When he came down with malaria during World War II, he was treated by Eugenia Louise Jefferson, a nurse and master sergeant in the Marines who became his first wife. They married in 1945, and he earned his law degree from Georgetown University in 1947.
They raised their children to become political activists and were known for having an open house with a guest list that included members of the Black Panther Party. They also threw parties for art world friends with Caribbean music so loud that the police would show up. One neighbor, then head of the John Birch Society in Southern California, circulated a petition asking the family to sell the house, said Eugenia Butler, the eldest of the children.
“I sent my brother Justin out there and said, ‘You tell them we are selling the house to the Black Panthers,’ ” she recalled with a laugh.
Her father was the main investor in his wife’s innovative galleries, which helped legitimize conceptual art in the 1960s. The Eugenia Butler Gallery, open from 1968 to 1971, was applauded by a Times art writer as adventuresome.
Eugenia Butler once staged a monthlong exhibit by Icelandic artist Dieter Rot, consisting of 20 suitcases filled with cheese. The show ended when the Los Angeles Health Department closed it down.
James Butler also collected the work of several important artists, including the conceptual artist James Lee Byars, said his daughter, who is also an artist. The Otis College of Art and Design exhibited a survey of Eugenia Butler’s work in 2003.
His interest in art was one example of Butler’s capacity as “an intellectual giant,” said Patrick Maloney, a San Antonio lawyer who met Butler through the Inner Circle, an exclusive organization for trial lawyers that Butler helped found in 1972. (Original qualifications: All members must have won at least a $1-million verdict in a case involving physical injury or death.)
Butler successfully represented clients in major litigation involving the 1974 crash of a DC-10 in Paris and the 1986 hijacking of a Pan American World Airways liner in Karachi, Pakistan.

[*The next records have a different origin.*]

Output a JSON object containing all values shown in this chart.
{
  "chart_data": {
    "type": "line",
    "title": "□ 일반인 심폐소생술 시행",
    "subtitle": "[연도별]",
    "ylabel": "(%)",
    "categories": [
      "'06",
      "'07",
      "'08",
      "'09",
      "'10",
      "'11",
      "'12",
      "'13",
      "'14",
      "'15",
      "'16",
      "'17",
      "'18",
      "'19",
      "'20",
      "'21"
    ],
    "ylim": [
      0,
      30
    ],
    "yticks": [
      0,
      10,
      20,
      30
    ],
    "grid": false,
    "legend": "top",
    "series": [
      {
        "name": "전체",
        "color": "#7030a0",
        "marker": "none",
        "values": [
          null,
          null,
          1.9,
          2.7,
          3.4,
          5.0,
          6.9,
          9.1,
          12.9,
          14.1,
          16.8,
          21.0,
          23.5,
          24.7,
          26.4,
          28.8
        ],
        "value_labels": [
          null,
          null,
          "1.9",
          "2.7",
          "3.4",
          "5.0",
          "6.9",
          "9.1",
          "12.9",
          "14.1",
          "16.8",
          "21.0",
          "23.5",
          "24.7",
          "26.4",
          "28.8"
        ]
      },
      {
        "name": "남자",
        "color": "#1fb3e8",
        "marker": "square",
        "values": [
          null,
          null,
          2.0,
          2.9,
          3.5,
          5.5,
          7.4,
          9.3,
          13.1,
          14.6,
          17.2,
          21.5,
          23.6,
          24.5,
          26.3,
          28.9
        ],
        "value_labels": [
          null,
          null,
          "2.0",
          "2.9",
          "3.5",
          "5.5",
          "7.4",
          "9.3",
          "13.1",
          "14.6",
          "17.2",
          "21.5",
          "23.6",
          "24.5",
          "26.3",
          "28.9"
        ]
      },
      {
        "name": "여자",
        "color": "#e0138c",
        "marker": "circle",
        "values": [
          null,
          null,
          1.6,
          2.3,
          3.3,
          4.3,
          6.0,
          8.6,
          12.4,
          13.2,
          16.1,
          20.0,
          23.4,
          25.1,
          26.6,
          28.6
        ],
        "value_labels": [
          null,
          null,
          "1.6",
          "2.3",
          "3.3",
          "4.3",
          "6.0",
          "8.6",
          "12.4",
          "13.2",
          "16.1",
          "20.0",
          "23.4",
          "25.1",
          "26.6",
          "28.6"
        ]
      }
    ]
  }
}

Richard Daum, a paralegal who worked with the lawyer from 1980 until he retired in 1992, compared walking into Butler’s Wilshire Boulevard offices to “walking into MOCA downtown.” Eight Andy Warhol lithographs of Marilyn Monroe, in addition to other well-known artists’ works, lined the walls.
Butler’s first marriage ended in 1970. His second marriage, to artist Morgan Thomas, lasted from the late 1970s to 1989.
His first passion was for his work, but it was not without remorse. “When he was 70, he took me out and said his one regret was that he didn’t spend more time with each and every one of his children,” James Butler Jr. said.
Still, the son played enough Scrabble with his father, a collector of dictionaries, to conclude: “He knew more two-letter words that got you 50 points than anyone I ever met.”
Butler is survived by nine children and four grandchildren. A memorial service will be held at 2 p.m. Sunday at Callanan Mortuary, 1301 N. Western Ave.